Coopération nationale: commentaires et recommandations de la BNB

La coopération nationale et l’échange d’informations entre autorités de contrôle belges compétentes en matière de LBC/FT trouvent leur fondement juridique à l’article 121 de Loi anti-blanchiment. Toutes les autorités belges de contrôle sont désormais soumises à une obligation légale de secret professionnel équivalente à celle qui s’applique à la BNB, de sorte que l’ensemble des barrières légales à l’échange d’informations confidentielles qui sont nécessaires à l’exercice du contrôle sont désormais levées.

Ainsi, en pratique, la BNB coopère avec les autorités belges suivantes :

  1. la CTIF ;
  2. la FSMA ;
  3. le SPF Finances (Trésorerie) ;
  4. le SPF Economie.

La coopération avec la FSMA, le SPF Finances (Trésorerie) et le SPF Economie s’avère particulièrement pertinente pour garantir la cohérence globale des actions de contrôle lorsque plusieurs institutions financières appartenant à un même groupe relèvent des compétences d’autorités de contrôle différentes, ou lorsqu’une même institution financière relève simultanément des compétences de contrôle de deux autorités. Cette coopération inclut l’échange de toutes informations utiles à l’exercice de leurs compétences de contrôle respectives, notamment en ce qui concerne :

  • les modalités de gouvernance et d’organisation des institutions financières concernées et leur évaluation par les autorités ;
  • les politiques, les procédures et le contrôle interne de ces institutions financières et leur évaluation par les autorités ;
  • les informations fournies par les institutions financières, notamment, dans le cadre des reportings ad hoc ou périodiques requis par ces autorités ;
  • l’évaluation par celles-ci des risques de BC/FT associés à ces institutions financières ;
  • les constats des autorités quant au respect des obligations en matière de LBC/FT par ces institutions financières ;
  • les actions de contrôle envisagées ou exécutées par ces autorités, leurs résultats, et les décisions qui peuvent en découler ;
  • etc.

Cette coopération peut également déboucher sur des actions de contrôle coordonnées, voire conjointes. Ainsi, à titre d’exemple, lorsque cela apparaît pertinent, des représentants de la FSMA, du SPF Finances (Trésorerie) ou du SPF Economie peuvent être associés aux inspections sur place en matière de LBC/FT qui sont effectuées par les services de la BNB, ou inversement. Cette coopération ne porte cependant pas préjudice aux compétences légales de contrôle respectivement allouées à chacune de ces autorités à l’égard des institutions financières concernées.

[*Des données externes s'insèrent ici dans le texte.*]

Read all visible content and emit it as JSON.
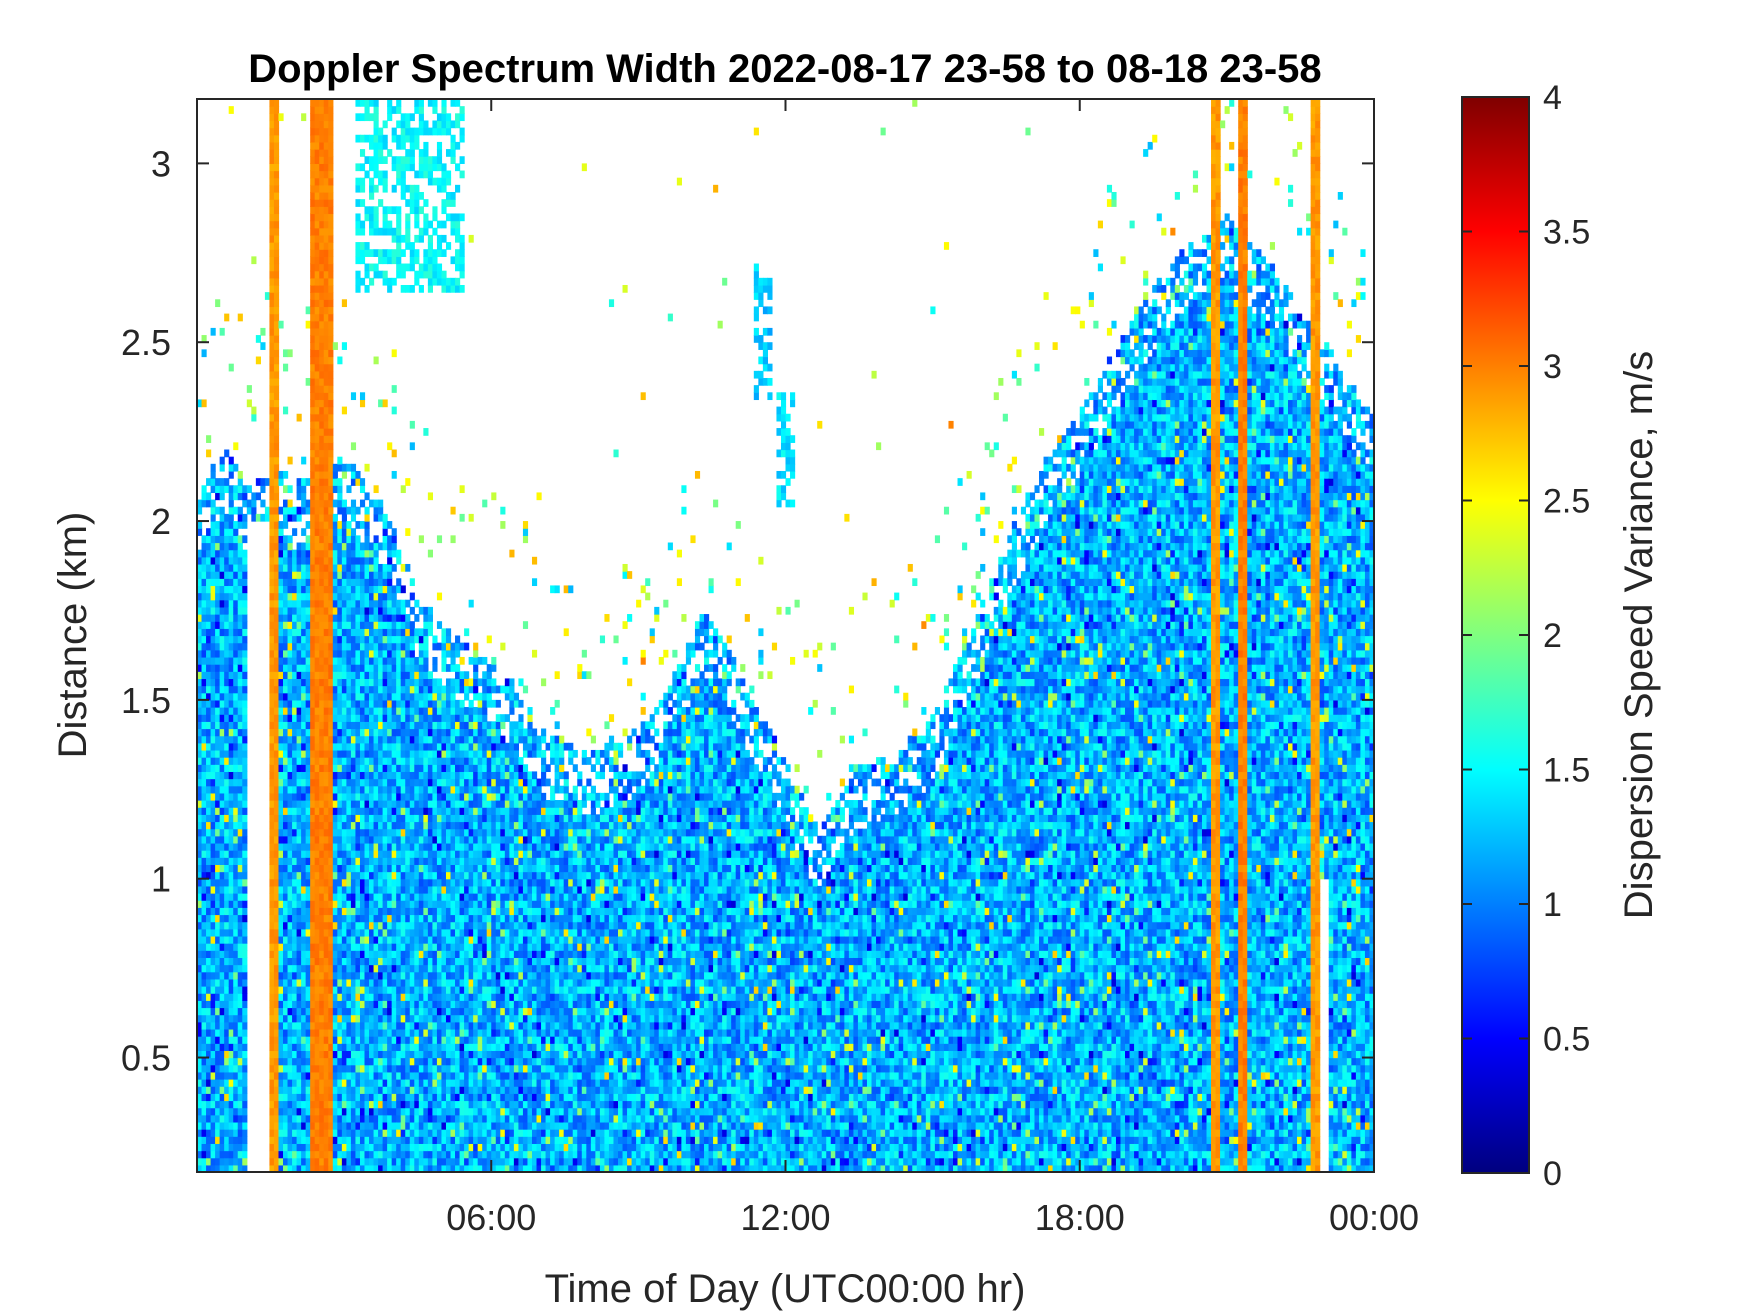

La coopération de la BNB avec la CTIF se distingue de celle avec les trois autres autorités belges précitées dans la mesure où la nature des missions de cette dernière diffère de celle des missions confiées à la BNB. En qualité de « cellule de renseignements financiers », la CTIF n’exerce en effet pas de missions de contrôle des institutions financières assujetties et ne dispose donc pas nécessairement d’informations précises, par exemple, sur la gouvernance, l’organisation, les procédures internes, etc, des institutions financières. En revanche, étant destinataire des déclarations de soupçons que lui adressent les institutions financières, la CTIF peut être alertées par des activités déclaratives atypiques de certaines de ces institutions (par ex. des retards systématiques de déclaration de soupçons ou de réponse aux demandes de renseignements adressés par la CTIF, des déclarations régulièrement lacunaires et incomplètes, des déclarations ne reposant pas sur des soupçons, etc). De telles informations sont, par nature, utiles à l’exercice des compétences de contrôle de la BNB.

Pour veiller à ce que de telles informations soient portées à la connaissance des autorités de contrôle chaque fois que cela est utile, d’une part, l’article 83, § 2, 3°, de la Loi anti-blanchiment lève le secret professionnel auquel la CTIF est légalement tenue afin de l’autoriser à communiquer aux autorités de contrôle toutes les informations utiles pour ces autorités à l’exercice de leurs compétences de contrôle et de sanction. D’autre part, l’article 121, § 3, de la Loi anti-blanchiment crée une obligation de coopération entre la CTIF et les autorités belges de contrôle, notamment la BNB, et dispose qu’elles doivent coopérer et échanger entre elles toutes informations utiles chaque fois que cela est nécessaire pour l’exercice de leurs compétences prévues par ou en vertu de la loi.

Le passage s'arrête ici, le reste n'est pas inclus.